To Reward, We Must Measure. How do we fix this? We start rewarding people for data protection activities. To reward people, we need to measure their deliverables.
An enterprise-wide security policy and framework that includes specific measures at the data category level:
- Encryption design, starting with the data models
- Data categorization and modeling
- Test design that includes security and privacy testing
- Proactive recognition of security requirements and techniques
- Data profiling testing that discovers unprotected or under-protected data
- Data security monitoring and alerting
- Issue management and reporting
Traditionally, we relied on security features embedded in applications to protect our data. But in modern data stories, data is used across many applications and end-user tools. This means we must help ensure our data is protected as close as possible to where it persists. That means in the database.
Before we can properly protect data, we have to know what data we steward and what protections we need to give it. That means we need a data inventory and a data categorization/cataloging scheme. There are two ways that we can categorize data: syntactically and semantically.
When we evaluate data items syntactically, we look at the names of tables and columns to understand the nature of data. For this to be even moderately successful, we must have reliable and meaningful naming standards. I can tell you from my 30+ years of looking at data architectures that we aren't good at that. Tools that start here do 80% of the work, but it's that last 20% that takes much more time to complete. Add to this the fact that we also do a shameful job of changing the meaning of a column/data item without updating the name, and we have a lot of manual work to do to properly categorize data.
Semantic data categorization involves looking at both item names and actual data via data profiling. Profiling data allows us to examine the nature of data against known patterns and values. If I showed you a column of fifteen to sixteen digit numbers that all had a first character of three, four, five, or six, you'd likely be looking at credit card data. How do I know this? Because these numbers have an established standard that follow those rules. Sure, it might not be credit card numbers. But knowing this pattern means you know you need to focus on this column.
Ideally we'd use special tools to help us catalog our data items, plus we'd throw in various types of machine learning and pattern recognition to find sensitive data, record what we found, and use that metadata to implement data protection features.
The metadata we collected and design during data categorization should be managed in both logical and physical data models. Most development projects capture these requirements in user stories or spreadsheets. These formats make these important characteristics hard to find, hard to manage, and almost impossible to share across projects.
Data models are designed to capture and manage this type of metadata from the beginning. They form the data governance deliverables around data characteristics and design. They also allow for business review, commenting, iteration, and versioning of important security and privacy decisions.
In a model-driven development project, they allow a team to automatically generate database and code features required to protect data. It's like magic.
As I mentioned in my first post in this series, for years, designers were afraid to use encryption due to performance trade-offs. However, in most current privacy and data breach legislation, the use of encryption is a requirement. At the very least, it significantly lowers the risk that data is actually disclosed to others.

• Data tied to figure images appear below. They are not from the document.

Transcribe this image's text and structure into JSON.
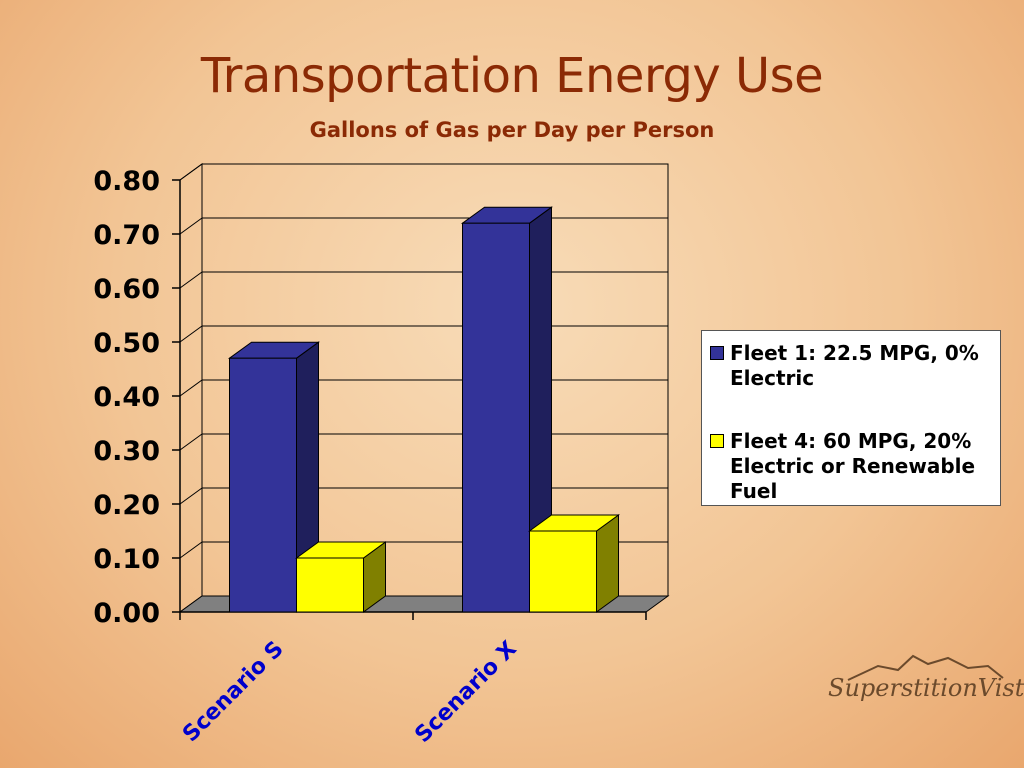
{
  "title": "Transportation Energy Use",
  "subtitle": "Gallons of Gas per Day per Person",
  "logo": {
    "text": "SuperstitionVistas"
  },
  "colors": {
    "series1": "#333399",
    "series1_side": "#1f1f5c",
    "series2": "#ffff00",
    "series2_side": "#808000",
    "floor": "#808080",
    "title": "#8b2a05",
    "category_label": "#0000cc"
  },
  "chart_data": {
    "type": "bar",
    "three_d": true,
    "categories": [
      "Scenario S",
      "Scenario X"
    ],
    "series": [
      {
        "name": "Fleet 1: 22.5 MPG, 0% Electric",
        "values": [
          0.47,
          0.72
        ]
      },
      {
        "name": "Fleet 4: 60 MPG, 20% Electric or Renewable Fuel",
        "values": [
          0.1,
          0.15
        ]
      }
    ],
    "title": "Transportation Energy Use",
    "subtitle": "Gallons of Gas per Day per Person",
    "ylim": [
      0,
      0.8
    ],
    "yticks": [
      "0.00",
      "0.10",
      "0.20",
      "0.30",
      "0.40",
      "0.50",
      "0.60",
      "0.70",
      "0.80"
    ],
    "grid": true,
    "legend_position": "right"
  }
}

Traditionally, we used server-level encryption to protect data. But this type of encryption only protects data at rest. It does not protect data in motion or in use. Many vendors have introduced end-to-end encryption to offer data security between storage and use. In SQL Server, this feature is called Always Encrypted. It works with the .Net Framework to encrypt data at the column level and it provides the protection from disk to end use. Because it's managed as a framework, applications do not have to implement any additional features for this to work. I'm a huge fan of this holistic approach to encryption because we don't have a series of encryption/decryption processes that leave data unencrypted between steps.
There are other encryption methods to choose from, but modern solutions should focus on these integrated approaches.
Data masking obscures data at presentation time to help protect the privacy of sensitive data. It's typically not a true security feature because the data isn't stored as masked values, although they can be. In SQL Server, Dynamic Data Masking allows a designer to specify a standard, reusable mask pattern for each type of data. Remember that credit card column above? There's an industry standard for masking that data: all but the last four characters are masked with stars or Xs. This standard exists because the other digits in a credit card number have meanings that could be used to guess or social engineer information about the card and card holder.
Traditionally, we have used application or GUI logic to implement masks. That means that we have to manage all the applications and client tools that access that data. It's better to set a mask at the database level, giving us a mask that is applied everywhere, the same way.
There are many other methods for data protection (row level security, column level security, access permissions, etc.) but I wanted to cover the types of design changes that have changed recently to better protect our data. In my future posts, I'll talk about why these are better than the traditional methods.